Maurizio Pansini. La spiaggia


La spiaggia



La spiaggia a quest’ora sembra ricongiungersi con il rumore della risacca. Svanite nel vento le grida dei bambini, si riposa e respira lentamente. Sospira paziente come una vecchia nonnina che ha messo a dormire una masnada di nipotini scatenati.

Sotto la luce generosa di una splendida e quasi irreale luna piena, stavo cercando il tubo della maschera subacquea che mio figlio, puntualmente, non aveva riposto nella sacca dopo il bagno.
La lanciava, infatti, sempre più o meno in direzione dell’ombrellone, per schizzare via in fretta verso un nuovo gioco.
Naturalmente neanche la sorella aveva badato a recuperarla, tutta presa com’era a coprire il suo corpo acerbo da ogni raggio di sole che questa estate, vai a capire perché, sembrava essere il suo principale impegno cui provvedeva con puntigliosa e maniacale cura, restando immobile sotto l’ombrellone.

La lunga e sensuale curva della spiaggia, bellissima alla luce della luna, terminava con un piccolo molo di legno che nessuno utilizzava più.
Noi sistemavamo il nostro ombrellone esattamente a un metro dal pontile, con quella abitudinaria precisione che ogni estate si ripeteva. Anna, mia moglie, si stendeva spesso sul molo per tentare di scurire la sua carnagione meravigliosamente restia all’abbronzatura. Il pontile le permetteva di non toccare la sabbia con il corpo bagnato.

Raggiunto ormai la fine della spiaggia con lo sguardo basso sforzando la vista per scorgere il tubo, che, tanto per complicare la ricerca, era proprio quello trasparente con una sola striscia arancione su in cima, non distinsi subito il sospiro confondendolo con quello della risacca.
Quando alzai lo sguardo, i suoi occhioni mi fissavano tranquilli a meno di mezzo metro.

Sorrisi.

Più per tranquillizzare la mia sorpresa, che per rassicurare la ragazza che sedeva con le ginocchia strette tra le braccia e il mento poggiato su di esse.
Il sottile abito sfavillava alla luce.
Ondeggiava con la brezza, quasi in sintonia col vai e vieni delle onde.
Distolto lo sguardo da me osservò l’orizzonte dipinto da una lunga striscia luminosa che la luna piena pennellava sul mare. Il panorama si trasformava in una scena teatrale anche un po’ scontata. Mi risultò naturale sedermi anch’io, tanto quello spettacolo sembrava
pretendere spettatori.
E poi…

Il silenzio dei nostri pensieri fece largo al regolare respiro del bagnasciuga.
Quanto tempo durò tutto questo non so dirlo.
So solo che sussultai, quasi risvegliandomi, quando esclamò, con tono da vecchia
amica in via di confidenze fatte per la prima volta:

-Lo vedi anche tu il fondo delle cose?

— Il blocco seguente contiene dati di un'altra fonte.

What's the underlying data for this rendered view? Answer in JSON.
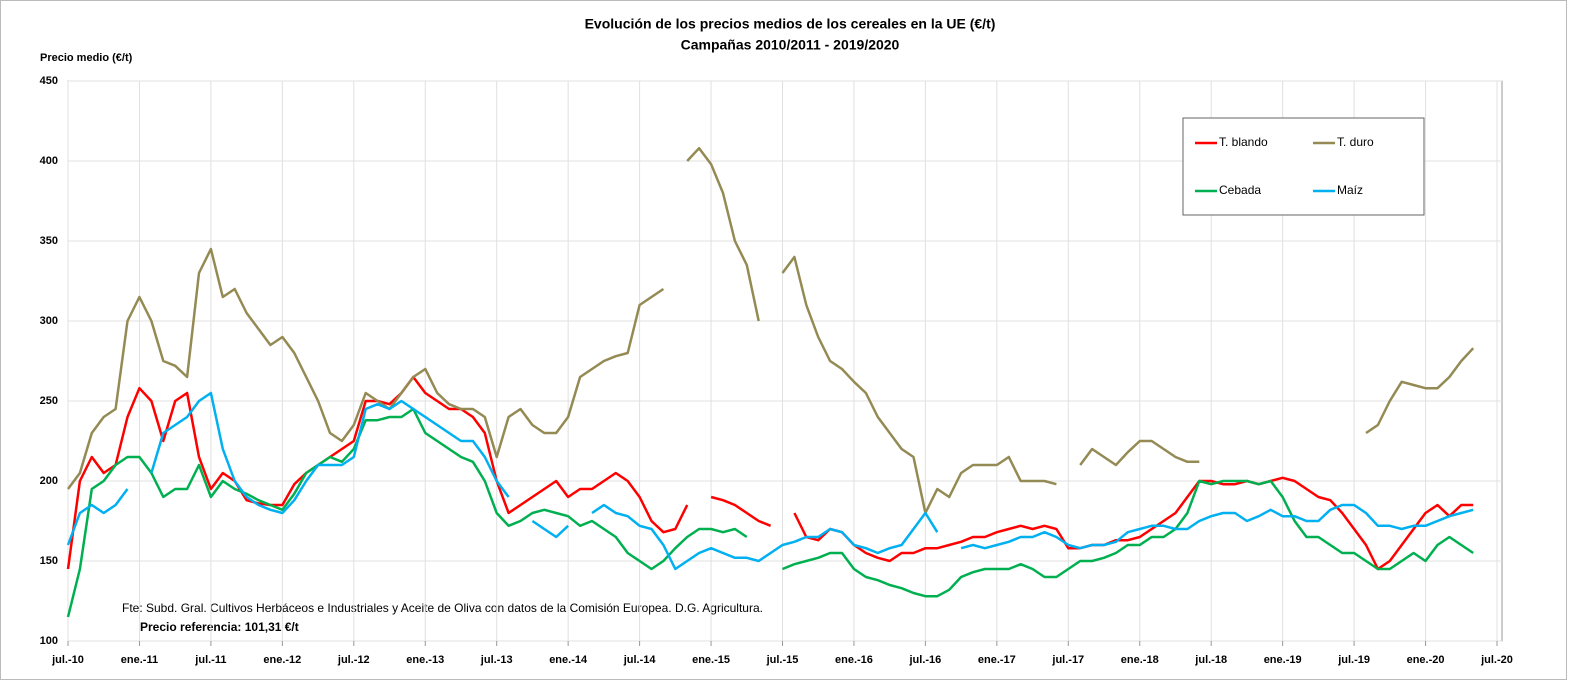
{
  "chart_data": {
    "type": "line",
    "title": "Evolución de los precios medios de los cereales en la UE (€/t)",
    "subtitle": "Campañas 2010/2011 - 2019/2020",
    "y_label": "Precio medio (€/t)",
    "annotations": [
      "Fte: Subd. Gral. Cultivos Herbáceos e Industriales  y Aceite de Oliva con datos de la Comisión Europea. D.G. Agricultura.",
      "Precio referencia: 101,31 €/t"
    ],
    "x": [
      "2010-07",
      "2010-08",
      "2010-09",
      "2010-10",
      "2010-11",
      "2010-12",
      "2011-01",
      "2011-02",
      "2011-03",
      "2011-04",
      "2011-05",
      "2011-06",
      "2011-07",
      "2011-08",
      "2011-09",
      "2011-10",
      "2011-11",
      "2011-12",
      "2012-01",
      "2012-02",
      "2012-03",
      "2012-04",
      "2012-05",
      "2012-06",
      "2012-07",
      "2012-08",
      "2012-09",
      "2012-10",
      "2012-11",
      "2012-12",
      "2013-01",
      "2013-02",
      "2013-03",
      "2013-04",
      "2013-05",
      "2013-06",
      "2013-07",
      "2013-08",
      "2013-09",
      "2013-10",
      "2013-11",
      "2013-12",
      "2014-01",
      "2014-02",
      "2014-03",
      "2014-04",
      "2014-05",
      "2014-06",
      "2014-07",
      "2014-08",
      "2014-09",
      "2014-10",
      "2014-11",
      "2014-12",
      "2015-01",
      "2015-02",
      "2015-03",
      "2015-04",
      "2015-05",
      "2015-06",
      "2015-07",
      "2015-08",
      "2015-09",
      "2015-10",
      "2015-11",
      "2015-12",
      "2016-01",
      "2016-02",
      "2016-03",
      "2016-04",
      "2016-05",
      "2016-06",
      "2016-07",
      "2016-08",
      "2016-09",
      "2016-10",
      "2016-11",
      "2016-12",
      "2017-01",
      "2017-02",
      "2017-03",
      "2017-04",
      "2017-05",
      "2017-06",
      "2017-07",
      "2017-08",
      "2017-09",
      "2017-10",
      "2017-11",
      "2017-12",
      "2018-01",
      "2018-02",
      "2018-03",
      "2018-04",
      "2018-05",
      "2018-06",
      "2018-07",
      "2018-08",
      "2018-09",
      "2018-10",
      "2018-11",
      "2018-12",
      "2019-01",
      "2019-02",
      "2019-03",
      "2019-04",
      "2019-05",
      "2019-06",
      "2019-07",
      "2019-08",
      "2019-09",
      "2019-10",
      "2019-11",
      "2019-12",
      "2020-01",
      "2020-02",
      "2020-03",
      "2020-04",
      "2020-05"
    ],
    "series": [
      {
        "name": "T. blando",
        "color": "#ff0000",
        "values": [
          145,
          200,
          215,
          205,
          210,
          240,
          258,
          250,
          225,
          250,
          255,
          215,
          195,
          205,
          200,
          188,
          186,
          185,
          185,
          198,
          205,
          210,
          215,
          220,
          225,
          250,
          250,
          248,
          255,
          265,
          255,
          250,
          245,
          245,
          240,
          230,
          200,
          180,
          185,
          190,
          195,
          200,
          190,
          195,
          195,
          200,
          205,
          200,
          190,
          175,
          168,
          170,
          185,
          null,
          190,
          188,
          185,
          180,
          175,
          172,
          null,
          180,
          165,
          163,
          170,
          168,
          160,
          155,
          152,
          150,
          155,
          155,
          158,
          158,
          160,
          162,
          165,
          165,
          168,
          170,
          172,
          170,
          172,
          170,
          158,
          158,
          160,
          160,
          163,
          163,
          165,
          170,
          175,
          180,
          190,
          200,
          200,
          198,
          198,
          200,
          198,
          200,
          202,
          200,
          195,
          190,
          188,
          180,
          170,
          160,
          145,
          150,
          160,
          170,
          180,
          185,
          178,
          185,
          185
        ]
      },
      {
        "name": "T. duro",
        "color": "#948a54",
        "values": [
          195,
          205,
          230,
          240,
          245,
          300,
          315,
          300,
          275,
          272,
          265,
          330,
          345,
          315,
          320,
          305,
          295,
          285,
          290,
          280,
          265,
          250,
          230,
          225,
          235,
          255,
          250,
          245,
          255,
          265,
          270,
          255,
          248,
          245,
          245,
          240,
          215,
          240,
          245,
          235,
          230,
          230,
          240,
          265,
          270,
          275,
          278,
          280,
          310,
          315,
          320,
          null,
          400,
          408,
          398,
          380,
          350,
          335,
          300,
          null,
          330,
          340,
          310,
          290,
          275,
          270,
          262,
          255,
          240,
          230,
          220,
          215,
          180,
          195,
          190,
          205,
          210,
          210,
          210,
          215,
          200,
          200,
          200,
          198,
          null,
          210,
          220,
          215,
          210,
          218,
          225,
          225,
          220,
          215,
          212,
          212,
          null,
          null,
          null,
          null,
          null,
          null,
          null,
          null,
          null,
          null,
          null,
          null,
          null,
          230,
          235,
          250,
          262,
          260,
          258,
          258,
          265,
          275,
          283
        ]
      },
      {
        "name": "Cebada",
        "color": "#00b050",
        "values": [
          115,
          145,
          195,
          200,
          210,
          215,
          215,
          205,
          190,
          195,
          195,
          210,
          190,
          200,
          195,
          192,
          188,
          185,
          182,
          192,
          205,
          210,
          215,
          212,
          220,
          238,
          238,
          240,
          240,
          245,
          230,
          225,
          220,
          215,
          212,
          200,
          180,
          172,
          175,
          180,
          182,
          180,
          178,
          172,
          175,
          170,
          165,
          155,
          150,
          145,
          150,
          158,
          165,
          170,
          170,
          168,
          170,
          165,
          null,
          null,
          145,
          148,
          150,
          152,
          155,
          155,
          145,
          140,
          138,
          135,
          133,
          130,
          128,
          128,
          132,
          140,
          143,
          145,
          145,
          145,
          148,
          145,
          140,
          140,
          145,
          150,
          150,
          152,
          155,
          160,
          160,
          165,
          165,
          170,
          180,
          200,
          198,
          200,
          200,
          200,
          198,
          200,
          190,
          175,
          165,
          165,
          160,
          155,
          155,
          150,
          145,
          145,
          150,
          155,
          150,
          160,
          165,
          160,
          155
        ]
      },
      {
        "name": "Maíz",
        "color": "#00b0f0",
        "values": [
          160,
          180,
          185,
          180,
          185,
          195,
          null,
          205,
          230,
          235,
          240,
          250,
          255,
          220,
          200,
          190,
          185,
          182,
          180,
          188,
          200,
          210,
          210,
          210,
          215,
          245,
          248,
          245,
          250,
          245,
          240,
          235,
          230,
          225,
          225,
          215,
          200,
          190,
          null,
          175,
          170,
          165,
          172,
          null,
          180,
          185,
          180,
          178,
          172,
          170,
          160,
          145,
          150,
          155,
          158,
          155,
          152,
          152,
          150,
          155,
          160,
          162,
          165,
          165,
          170,
          168,
          160,
          158,
          155,
          158,
          160,
          170,
          180,
          168,
          null,
          158,
          160,
          158,
          160,
          162,
          165,
          165,
          168,
          165,
          160,
          158,
          160,
          160,
          162,
          168,
          170,
          172,
          172,
          170,
          170,
          175,
          178,
          180,
          180,
          175,
          178,
          182,
          178,
          178,
          175,
          175,
          182,
          185,
          185,
          180,
          172,
          172,
          170,
          172,
          172,
          175,
          178,
          180,
          182
        ]
      }
    ],
    "xlim": [
      "2010-07",
      "2020-07"
    ],
    "xticks": [
      {
        "value": "2010-07",
        "label": "jul.-10"
      },
      {
        "value": "2011-01",
        "label": "ene.-11"
      },
      {
        "value": "2011-07",
        "label": "jul.-11"
      },
      {
        "value": "2012-01",
        "label": "ene.-12"
      },
      {
        "value": "2012-07",
        "label": "jul.-12"
      },
      {
        "value": "2013-01",
        "label": "ene.-13"
      },
      {
        "value": "2013-07",
        "label": "jul.-13"
      },
      {
        "value": "2014-01",
        "label": "ene.-14"
      },
      {
        "value": "2014-07",
        "label": "jul.-14"
      },
      {
        "value": "2015-01",
        "label": "ene.-15"
      },
      {
        "value": "2015-07",
        "label": "jul.-15"
      },
      {
        "value": "2016-01",
        "label": "ene.-16"
      },
      {
        "value": "2016-07",
        "label": "jul.-16"
      },
      {
        "value": "2017-01",
        "label": "ene.-17"
      },
      {
        "value": "2017-07",
        "label": "jul.-17"
      },
      {
        "value": "2018-01",
        "label": "ene.-18"
      },
      {
        "value": "2018-07",
        "label": "jul.-18"
      },
      {
        "value": "2019-01",
        "label": "ene.-19"
      },
      {
        "value": "2019-07",
        "label": "jul.-19"
      },
      {
        "value": "2020-01",
        "label": "ene.-20"
      },
      {
        "value": "2020-07",
        "label": "jul.-20"
      }
    ],
    "ylim": [
      100,
      450
    ],
    "yticks": [
      100,
      150,
      200,
      250,
      300,
      350,
      400,
      450
    ],
    "grid": true,
    "legend": "upper right"
  }
}
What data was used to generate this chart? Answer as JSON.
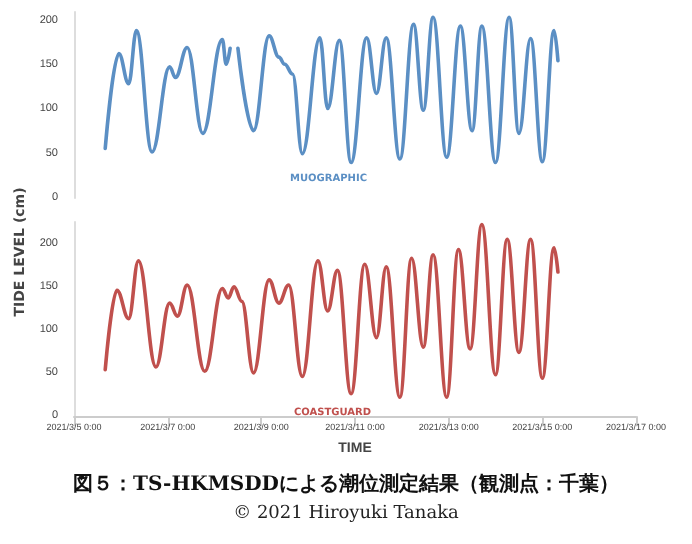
{
  "chart_data": [
    {
      "type": "line",
      "ylabel": "TIDE LEVEL (cm)",
      "tick_labels": "y",
      "grid": false,
      "legend": false,
      "marker": "none",
      "line_style": "solid",
      "xlim": [
        "2021-03-05T00:00",
        "2021-03-17T00:00"
      ],
      "ylim": [
        0,
        210
      ],
      "yticks": [
        0,
        50,
        100,
        150,
        200
      ],
      "series": [
        {
          "name": "MUOGRAPHIC",
          "color": "#5b8fc4",
          "x": [
            "2021-03-05T16:00",
            "2021-03-05T23:00",
            "2021-03-06T04:00",
            "2021-03-06T08:00",
            "2021-03-06T16:00",
            "2021-03-07T01:00",
            "2021-03-07T04:00",
            "2021-03-07T10:00",
            "2021-03-07T18:00",
            "2021-03-08T04:00",
            "2021-03-08T06:00",
            "2021-03-08T08:00",
            "2021-03-08T10:00",
            "2021-03-08T12:00",
            "2021-03-08T20:00",
            "2021-03-09T04:00",
            "2021-03-09T09:00",
            "2021-03-09T12:00",
            "2021-03-09T16:00",
            "2021-03-09T21:00",
            "2021-03-10T06:00",
            "2021-03-10T10:00",
            "2021-03-10T16:00",
            "2021-03-10T22:00",
            "2021-03-11T06:00",
            "2021-03-11T11:00",
            "2021-03-11T16:00",
            "2021-03-11T23:00",
            "2021-03-12T06:00",
            "2021-03-12T11:00",
            "2021-03-12T16:00",
            "2021-03-12T23:00",
            "2021-03-13T06:00",
            "2021-03-13T12:00",
            "2021-03-13T17:00",
            "2021-03-14T00:00",
            "2021-03-14T07:00",
            "2021-03-14T12:00",
            "2021-03-14T18:00",
            "2021-03-15T00:00",
            "2021-03-15T06:00",
            "2021-03-15T08:00"
          ],
          "values": [
            56,
            163,
            129,
            189,
            52,
            148,
            136,
            170,
            73,
            179,
            151,
            169,
            null,
            169,
            76,
            183,
            159,
            151,
            140,
            50,
            181,
            101,
            178,
            40,
            181,
            118,
            181,
            44,
            196,
            99,
            204,
            46,
            194,
            76,
            194,
            40,
            204,
            73,
            180,
            41,
            189,
            155
          ]
        }
      ]
    },
    {
      "type": "line",
      "xlabel": "TIME",
      "grid": false,
      "legend": false,
      "marker": "none",
      "line_style": "solid",
      "xlim": [
        "2021-03-05T00:00",
        "2021-03-17T00:00"
      ],
      "xticks": [
        {
          "value": "2021-03-05T00:00",
          "label": "2021/3/5 0:00"
        },
        {
          "value": "2021-03-07T00:00",
          "label": "2021/3/7 0:00"
        },
        {
          "value": "2021-03-09T00:00",
          "label": "2021/3/9 0:00"
        },
        {
          "value": "2021-03-11T00:00",
          "label": "2021/3/11 0:00"
        },
        {
          "value": "2021-03-13T00:00",
          "label": "2021/3/13 0:00"
        },
        {
          "value": "2021-03-15T00:00",
          "label": "2021/3/15 0:00"
        },
        {
          "value": "2021-03-17T00:00",
          "label": "2021/3/17 0:00"
        }
      ],
      "ylim": [
        0,
        225
      ],
      "yticks": [
        0,
        50,
        100,
        150,
        200
      ],
      "annotations": [
        "図５：TS-HKMSDDによる潮位測定結果（観測点：千葉）",
        "© 2021 Hiroyuki Tanaka"
      ],
      "series": [
        {
          "name": "COASTGUARD",
          "color": "#c0504d",
          "x": [
            "2021-03-05T16:00",
            "2021-03-05T22:00",
            "2021-03-06T04:00",
            "2021-03-06T09:00",
            "2021-03-06T18:00",
            "2021-03-07T01:00",
            "2021-03-07T05:00",
            "2021-03-07T10:00",
            "2021-03-07T19:00",
            "2021-03-08T04:00",
            "2021-03-08T07:00",
            "2021-03-08T10:00",
            "2021-03-08T14:00",
            "2021-03-08T20:00",
            "2021-03-09T04:00",
            "2021-03-09T09:00",
            "2021-03-09T14:00",
            "2021-03-09T21:00",
            "2021-03-10T05:00",
            "2021-03-10T10:00",
            "2021-03-10T15:00",
            "2021-03-10T22:00",
            "2021-03-11T05:00",
            "2021-03-11T11:00",
            "2021-03-11T16:00",
            "2021-03-11T23:00",
            "2021-03-12T05:00",
            "2021-03-12T11:00",
            "2021-03-12T16:00",
            "2021-03-12T23:00",
            "2021-03-13T05:00",
            "2021-03-13T11:00",
            "2021-03-13T17:00",
            "2021-03-14T00:00",
            "2021-03-14T06:00",
            "2021-03-14T12:00",
            "2021-03-14T18:00",
            "2021-03-15T00:00",
            "2021-03-15T06:00",
            "2021-03-15T08:00"
          ],
          "values": [
            54,
            146,
            113,
            180,
            57,
            131,
            116,
            152,
            52,
            148,
            137,
            150,
            133,
            50,
            158,
            131,
            152,
            46,
            180,
            122,
            169,
            26,
            176,
            91,
            173,
            22,
            183,
            80,
            187,
            22,
            193,
            78,
            222,
            48,
            205,
            74,
            205,
            44,
            195,
            167
          ]
        }
      ]
    }
  ]
}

Quello che appare quando si spezzano e giacciono dimenticate? Solo allora torna alla luce, con un alone splendente, tutta la verità nascosta-
-Sì ed è raggelante ed eterna (risposi senza riflettere) e si fa fatica a reggerla da soli-
-Quante illusioni ci facciamo a volte (disse con voce serena) quando ci sembra per un tratto di trovare qualcuno che per un attimo condivida con noi la sostanza oltre lo sguardo-
E nel dire questo indicò con gesto teatrale tutto il panorama.
Quasi fosse lì solo per porre l’accento sulle nostre parole.

Dopo mi fissò a lungo.

Leggera mi sfiorò le labbra con le lunghe dita affusolate.
Mi sentii allora pronunciare questa frase:

-Il bacio, forse, cerca un suggello duraturo, sprofondando invece nell’effimero assoluto, giustificando il caos-
Il suo viso già toccava il mio con un bacio che illuminò la scena e la rese eterna nel suo svanire dopo un attimo. Lei, infatti, si alzò velocemente e corse via quasi spinta dalla brezza.

Il mattino dopo stentai a svegliarmi.

Non appena giunsi sulla spiaggia mia moglie sotto l’ombrellone, spalmava i
due figli di ogni crema possibile.
Non fui stupito quando mi accolse dicendo che avevano ritrovato una ragazza annegata sulla spiaggia, che stringeva nel pugno il nostro tubo della maschera.